Saturday, March 17, 2018

Farewell, Four Waters

     BOOK REVIEW:   In fourteen days, the life she knew would end on the streets of Kabul.   All Marie needed was a few stamps and signatures--the mandatory paperwork necessary for the Afghan government--and she could hold literacy classes in the rural town of Shektan. Her hope: Afghan women would learn to read.
    Suddenly, shots resonated. An aid worker killed at an intersection in Kabul. The community scattered. Most decided to say farewell. Not Marie; she chose to stay, to teach. But she was unaware that this choice would make her a pawn at the center of a local feud.
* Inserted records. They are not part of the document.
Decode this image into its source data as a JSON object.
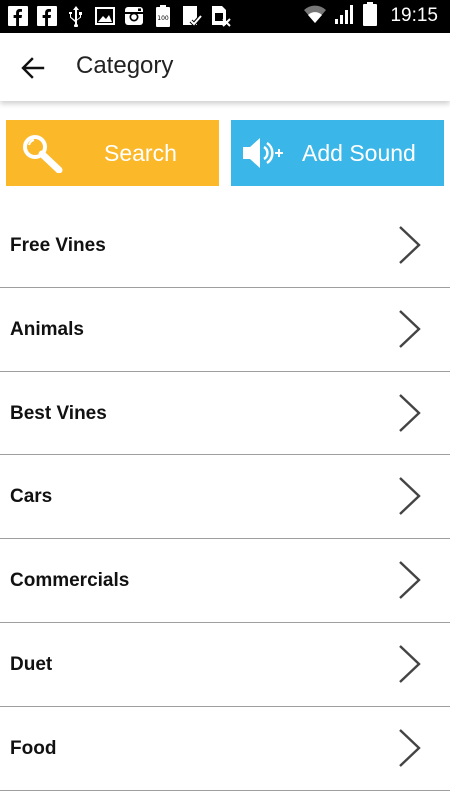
{
  "status_bar": {
    "time": "19:15",
    "left_icons": [
      "facebook-icon",
      "facebook-icon",
      "usb-icon",
      "image-icon",
      "instagram-icon",
      "battery-100-icon",
      "clipboard-check-icon",
      "sim-card-x-icon"
    ],
    "right_icons": [
      "wifi-icon",
      "cell-signal-icon",
      "battery-icon"
    ]
  },
  "app_bar": {
    "title": "Category",
    "back_icon": "arrow-left-icon"
  },
  "actions": {
    "search_label": "Search",
    "add_sound_label": "Add Sound",
    "search_color": "#fbb829",
    "add_sound_color": "#3ab7e8"
  },
  "categories": [
    {
      "label": "Free Vines"
    },
    {
      "label": "Animals"
    },
    {
      "label": "Best Vines"
    },
    {
      "label": "Cars"
    },
    {
      "label": "Commercials"
    },
    {
      "label": "Duet"
    },
    {
      "label": "Food"
    }
  ]
}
    Kidnapping was Marie's worst fear. She didn't know treachery was more deadly. 


     BOOK REVIEW:     Farewell, Four Waters is a story of an aid worker's frantic last two weeks before a sudden departure from her Afghan home. A story revealing deep roots, helpless desperation, swirling events too swift to process, and finally, the finding of God through it all. 
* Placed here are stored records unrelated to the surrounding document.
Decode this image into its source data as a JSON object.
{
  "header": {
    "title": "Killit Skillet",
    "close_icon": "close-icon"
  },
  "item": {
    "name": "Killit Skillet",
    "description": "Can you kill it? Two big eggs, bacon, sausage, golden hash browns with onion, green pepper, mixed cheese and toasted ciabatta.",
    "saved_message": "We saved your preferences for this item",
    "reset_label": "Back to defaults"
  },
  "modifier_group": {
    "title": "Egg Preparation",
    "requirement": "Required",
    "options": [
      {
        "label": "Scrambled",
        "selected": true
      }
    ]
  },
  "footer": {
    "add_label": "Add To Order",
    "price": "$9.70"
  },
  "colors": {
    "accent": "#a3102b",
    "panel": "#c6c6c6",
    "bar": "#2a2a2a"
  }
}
     Not a true story in itself, but each event is true of one person or another known by the author. Kate McCord is a pseudonym. To protect those involved, she could not tell her own story, or even use the real names of the people in this book. But some events are her own, and everyone is inspired by someone touching her experiences there. 
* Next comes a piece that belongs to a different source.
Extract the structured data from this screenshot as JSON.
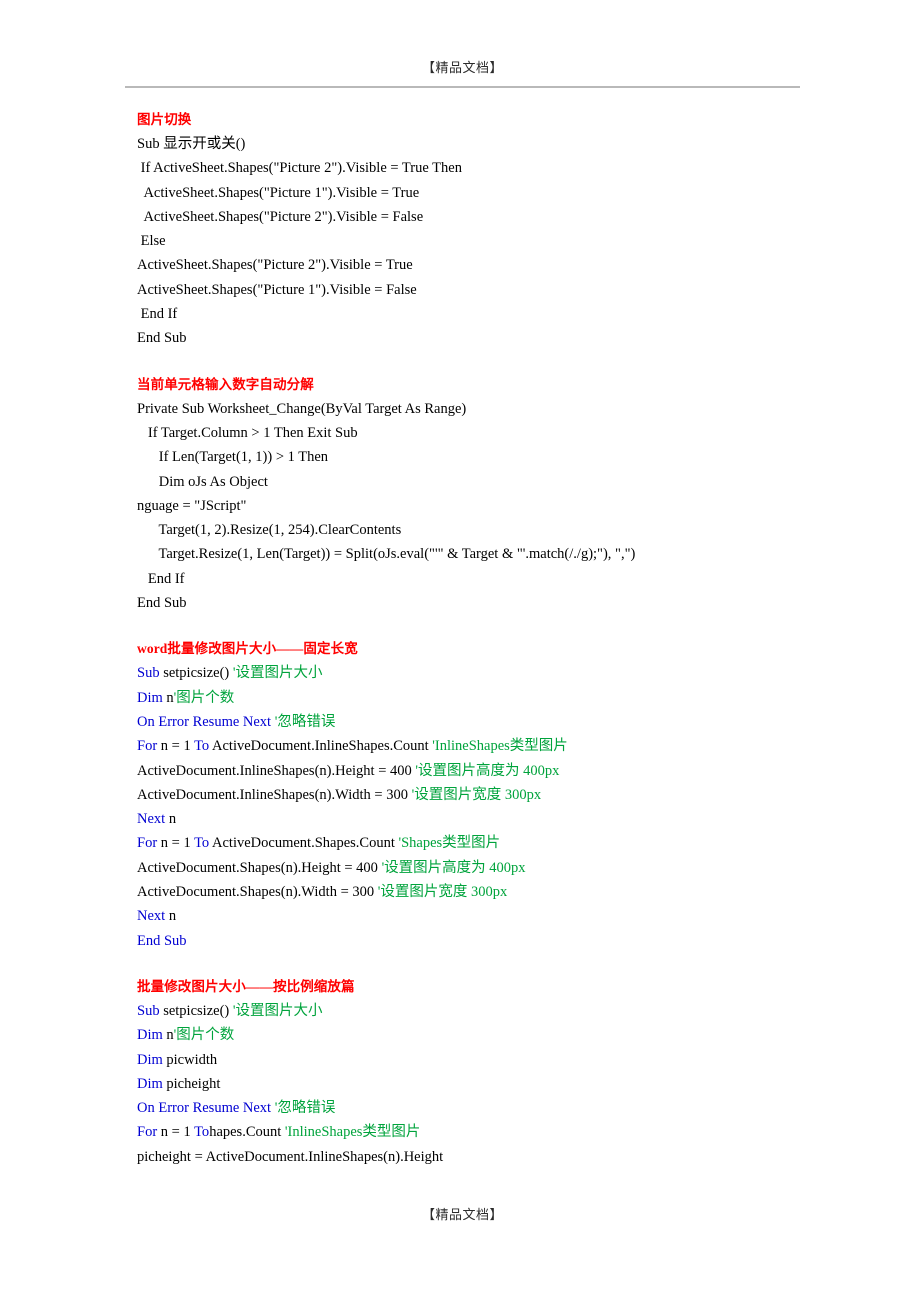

     This book, while not actually nonfiction, tells us a bit of the life and customs and unrest of an aid worker in Afghanistan. It is certainly not a bed of roses, not easy in the slightest. But very rewarding. In the Author's Notes, Kate discloses that in a way, this really is her story. The events may not be quite the same, but the feeling, the closeness, the finding God---they are. The book is not written in the usual smooth flow of a fiction story, but rather, reading more through the mind of Marie, hearing her process what is going on. Short. Almost choppy. Making sense of swirling events that cannot be fully understood. The loss. The helplessness. Feeling alone, yet very much there. A story full of feeling. Feeling that cannot be expressed fully without being written this way. It works. It's beautiful. 
     Kate McCord has written two other books, both of which I have read. In the Land of Blue Burqas is a nonfiction book about her actual time in Afghanistan. Why God Calls us to Dangerous Places is self-explanatory in the title. Not so much on her time there, as on why she went, and how it affected her, her family and friends, and the Afghans she met. All three books are well worth reading. 

  I received a copy of this book from MOODY PUBLISHERS and was not required to write a positive review. All opinions are my own.